A bag contains 5 red balls and 3 blue balls. Two balls are drawn at random without replacement. The probability that both are red is:

• A. (\(\frac{5}{14}\))
• B. (\(\frac{8}{56}\))
• C. (\(\frac{5}{28}\))
• D. (\(\frac{15}{56}\))

Hint:

For probability problems involving "without replacement," remember that the denominator (total items) and sometimes the numerator (desired items) decrease after each selection. Combinations provide a reliable way to solve such problems. Simplify fractions to their lowest terms for comparison with options.

Answer 1

The Correct Option is A

Step 1: Understanding the Question:
The problem asks for the probability of drawing two red balls consecutively from a bag without replacement.

Step 2: Key Formula or Approach:
The probability of multiple events occurring in sequence without replacement is calculated by multiplying the probabilities of each individual event, where the sample space decreases after each draw.
Alternatively, using combinations: The probability of selecting a specific combination of items is $\frac{\text{Number of ways to choose desired items}}{\text{Total number of ways to choose items}}$.

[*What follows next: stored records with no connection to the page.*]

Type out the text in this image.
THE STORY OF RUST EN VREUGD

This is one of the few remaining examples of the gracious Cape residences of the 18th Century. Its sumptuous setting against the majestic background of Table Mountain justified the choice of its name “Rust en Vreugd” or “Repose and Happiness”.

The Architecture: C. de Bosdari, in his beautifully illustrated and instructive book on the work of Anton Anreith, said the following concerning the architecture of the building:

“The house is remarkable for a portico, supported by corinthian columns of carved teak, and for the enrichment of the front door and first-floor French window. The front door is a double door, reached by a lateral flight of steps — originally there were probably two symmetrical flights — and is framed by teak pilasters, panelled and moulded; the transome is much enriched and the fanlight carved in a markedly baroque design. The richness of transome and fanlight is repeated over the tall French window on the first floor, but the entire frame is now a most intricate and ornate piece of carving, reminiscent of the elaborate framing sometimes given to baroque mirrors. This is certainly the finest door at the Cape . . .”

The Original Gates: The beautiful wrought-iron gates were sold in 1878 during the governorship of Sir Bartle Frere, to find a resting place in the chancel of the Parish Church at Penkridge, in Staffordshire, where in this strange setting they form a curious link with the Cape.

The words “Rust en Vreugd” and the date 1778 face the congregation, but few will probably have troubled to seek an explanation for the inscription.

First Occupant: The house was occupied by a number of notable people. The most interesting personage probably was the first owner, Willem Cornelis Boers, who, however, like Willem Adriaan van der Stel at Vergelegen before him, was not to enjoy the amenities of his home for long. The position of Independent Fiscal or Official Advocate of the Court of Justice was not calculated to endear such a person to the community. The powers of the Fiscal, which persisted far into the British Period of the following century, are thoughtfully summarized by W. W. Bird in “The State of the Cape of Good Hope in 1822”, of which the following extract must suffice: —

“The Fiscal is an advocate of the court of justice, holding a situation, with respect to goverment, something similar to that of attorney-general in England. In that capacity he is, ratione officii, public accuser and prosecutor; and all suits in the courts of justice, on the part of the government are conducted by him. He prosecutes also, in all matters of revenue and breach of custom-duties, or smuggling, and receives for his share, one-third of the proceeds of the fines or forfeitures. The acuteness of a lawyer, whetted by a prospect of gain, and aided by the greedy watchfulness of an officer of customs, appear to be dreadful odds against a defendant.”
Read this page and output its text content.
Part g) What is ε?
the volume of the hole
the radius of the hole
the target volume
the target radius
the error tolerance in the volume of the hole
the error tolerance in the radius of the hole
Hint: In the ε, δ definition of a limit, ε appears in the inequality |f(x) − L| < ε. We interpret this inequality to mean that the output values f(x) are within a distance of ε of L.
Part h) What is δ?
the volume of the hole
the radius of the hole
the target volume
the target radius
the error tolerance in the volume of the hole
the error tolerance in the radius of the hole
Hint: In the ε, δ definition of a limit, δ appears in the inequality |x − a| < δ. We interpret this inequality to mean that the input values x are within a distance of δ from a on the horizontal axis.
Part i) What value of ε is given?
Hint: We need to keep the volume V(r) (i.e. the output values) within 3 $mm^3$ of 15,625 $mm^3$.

Step 3: Detailed Explanation:
Given:
- Number of red balls = 5.
- Number of blue balls = 3.
- Total number of balls = $5 + 3 = 8$.
Method 1: Sequential Probability
1. Probability of drawing the first red ball:
There are 5 red balls out of 8 total.
$P(\text{1st red}) = \frac{5}{8}$.
2. Probability of drawing the second red ball (without replacement):
After drawing one red ball, there are now 4 red balls left and a total of 7 balls.
$P(\text{2nd red | 1st red}) = \frac{4}{7}$.
3. Probability that both are red:
$P(\text{both red}) = P(\text{1st red}) \times P(\text{2nd red | 1st red})$
$P(\text{both red}) = \frac{5}{8} \times \frac{4}{7} = \frac{20}{56}$.
Simplify the fraction: $\frac{20}{56} = \frac{5 \times 4}{14 \times 4} = \frac{5}{14}$.
Method 2: Using Combinations
1. Total number of ways to draw 2 balls from 8:
\[ \binom{8}{2} = \frac{8 \times 7}{2 \times 1} = 28 \]
2. Number of ways to draw 2 red balls from 5 red balls:
\[ \binom{5}{2} = \frac{5 \times 4}{2 \times 1} = 10 \]
3. Probability that both are red:
$P(\text{both red}) = \frac{\text{Number of ways to draw 2 red balls}}{\text{Total number of ways to draw 2 balls}} = \frac{10}{28}$.
Simplify the fraction: $\frac{10}{28} = \frac{5 \times 2}{14 \times 2} = \frac{5}{14}$.

Step 4: Final Answer:
The probability that both balls drawn are red is $\frac{5}{14}$. This corresponds to option (A).